The enormous cargo ship plugging up the Suez Canal was set free after nearly a week Monday, but now you can customize your own catastrophic global blockage of world trade thanks to a web app made by a staffer at the Boston Public Library.
If that floats your boat.
Garrett Dash Nelson, a curator at the library’s Leventhal Map & Education Center, whipped up the applet Sunday morning between cups of coffee. It lets you place an aerial image of the Ever Given over satellite imagery anywhere.
“There was a writing project that I’m procrastinating on,” Nelson joked.
The site, dubbed Ever Given Ever Ywhere, quickly caught the attention of thousands on Twitter, scrambling to wedge the vessel in rivers, streets, and swimming pools around the world. No surprise: The Big Stuck Ship has resonated with social media users since it blocked up the Suez last Wednesday.
“It gives a kind of comic reality to this abstract thing, which is world trade and globalization,” Nelson said. “We all know that we live in a globalized economy pulled by these really incredible forces that stretch across geography. It can be hard to fully grasp, but then a big old piece of metal gets wedged in a canal. It’s a striking reminder that frictionless global geography is still built on real material circumstances.”
People using the app seem to first focus on plopping the boat in locations close to them. It’s an instinct familiar to anyone who has opened Google Earth — with the whole world at one’s fingertips, the initial stop for many is their own backyard.
“People love to localize a national story, something that’s become totally familiar,” Nelson said. “They love to see it in their own world.”
The app is great to make topical memes, but it also functions as a helpful geographic tool thanks to a button that snaps the Ever Given to scale on the map. Make the ship stretch across the entire Mediterranean sea if you like, but you can also see what it would actually look like in your neighborhood. (For the record, the image of Boston Harbor at the top of this article shows the Ever Given much larger than actual size.)
“To make sense of world events, we oftentimes bring things closer to home,” Nelson said. “For a person to conceptualize what different scales mean, we need a frame of reference. Bringing this giant boat onto your street or into your park gives you a much more practical understanding of [scale].”

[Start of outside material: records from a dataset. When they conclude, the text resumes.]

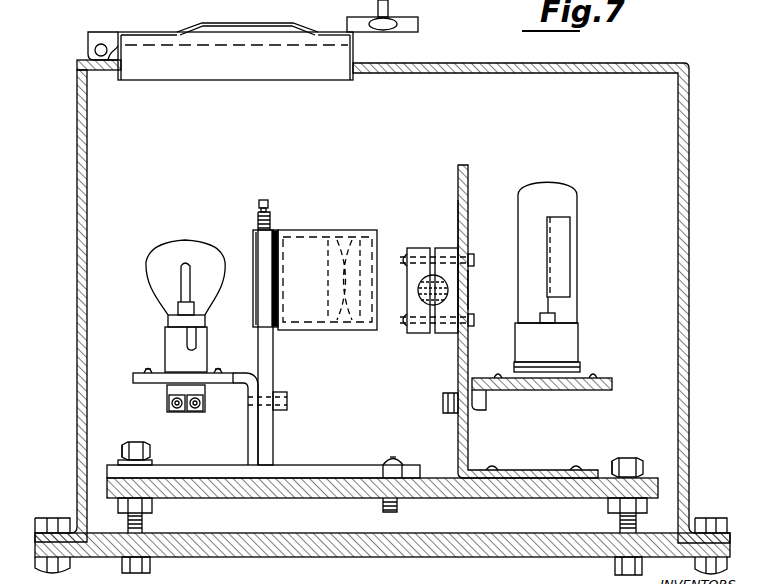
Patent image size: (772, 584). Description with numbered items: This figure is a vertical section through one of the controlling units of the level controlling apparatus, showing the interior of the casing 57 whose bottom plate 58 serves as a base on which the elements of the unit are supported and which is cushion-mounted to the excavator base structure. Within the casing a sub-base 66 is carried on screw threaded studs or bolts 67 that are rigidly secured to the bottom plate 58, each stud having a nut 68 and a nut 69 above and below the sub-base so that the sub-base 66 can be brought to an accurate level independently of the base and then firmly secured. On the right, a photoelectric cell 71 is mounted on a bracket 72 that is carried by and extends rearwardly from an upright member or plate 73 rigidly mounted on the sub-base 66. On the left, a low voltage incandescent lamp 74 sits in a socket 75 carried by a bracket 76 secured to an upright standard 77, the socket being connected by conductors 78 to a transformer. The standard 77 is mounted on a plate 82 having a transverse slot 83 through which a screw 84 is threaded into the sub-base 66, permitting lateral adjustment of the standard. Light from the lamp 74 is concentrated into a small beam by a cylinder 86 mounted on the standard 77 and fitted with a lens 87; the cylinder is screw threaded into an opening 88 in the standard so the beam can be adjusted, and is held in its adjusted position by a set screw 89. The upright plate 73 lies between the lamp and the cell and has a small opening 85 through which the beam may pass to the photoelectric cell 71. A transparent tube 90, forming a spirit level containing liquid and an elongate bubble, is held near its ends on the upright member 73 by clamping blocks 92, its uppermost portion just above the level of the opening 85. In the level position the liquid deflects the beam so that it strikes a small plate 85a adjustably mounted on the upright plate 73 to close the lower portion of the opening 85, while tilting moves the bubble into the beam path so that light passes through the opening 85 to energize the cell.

The casing 57 is at (88, 163).
The bottom plate 58 is at (525, 556).
The sub-base 66 is at (526, 496).
The screw threaded studs or bolts 67 is at (137, 445).
The nut 68 is at (152, 504).
The nut 69 is at (128, 452).
The photoelectric cell 71 is at (562, 260).
The bracket 72 is at (545, 391).
The upright member or plate 73 is at (458, 362).
The low voltage incandescent lamp 74 is at (163, 256).
The socket 75 is at (172, 343).
The bracket 76 is at (232, 383).
The upright member or standard 77 is at (264, 437).
The conductors 78 is at (195, 412).
The plate 82 is at (327, 465).
The transverse slot 83 is at (380, 478).
The screw 84 is at (398, 457).
The opening 85 is at (466, 290).
The plate 85a is at (458, 283).
The cylinder 86 is at (300, 232).
The lens 87 is at (362, 240).
The screw threaded opening 88 is at (275, 230).
The set screw 89 is at (262, 200).
The transparent tube 90 is at (418, 298).
The clamping block 92 is at (416, 247).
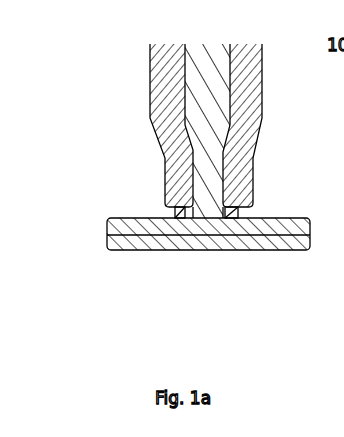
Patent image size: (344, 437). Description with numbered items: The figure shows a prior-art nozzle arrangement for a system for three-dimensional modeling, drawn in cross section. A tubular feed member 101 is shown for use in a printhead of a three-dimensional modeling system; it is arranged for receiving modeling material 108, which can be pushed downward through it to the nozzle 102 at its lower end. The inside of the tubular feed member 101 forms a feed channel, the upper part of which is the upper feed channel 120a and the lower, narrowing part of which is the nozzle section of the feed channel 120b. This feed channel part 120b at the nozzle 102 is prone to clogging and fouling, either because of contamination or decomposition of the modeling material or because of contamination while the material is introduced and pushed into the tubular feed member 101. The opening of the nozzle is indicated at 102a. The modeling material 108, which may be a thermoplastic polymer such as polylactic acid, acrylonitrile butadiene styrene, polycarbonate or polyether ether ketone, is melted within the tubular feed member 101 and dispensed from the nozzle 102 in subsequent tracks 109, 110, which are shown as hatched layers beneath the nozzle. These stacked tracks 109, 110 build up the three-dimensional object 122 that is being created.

In case you want more local Ever Given gags beyond the inevitable “Storrowing” joke, here’s what the cargo ship looks like (to scale) by various Massachusetts landmarks in Boston and beyond:
The Levanthal Map & Education Center has not yet reopened, but it’s still hosting virtual events and digital exhibitions. The center’s latest online show, “Bending Lines,” examines how maps and data inherently skew truth and reality.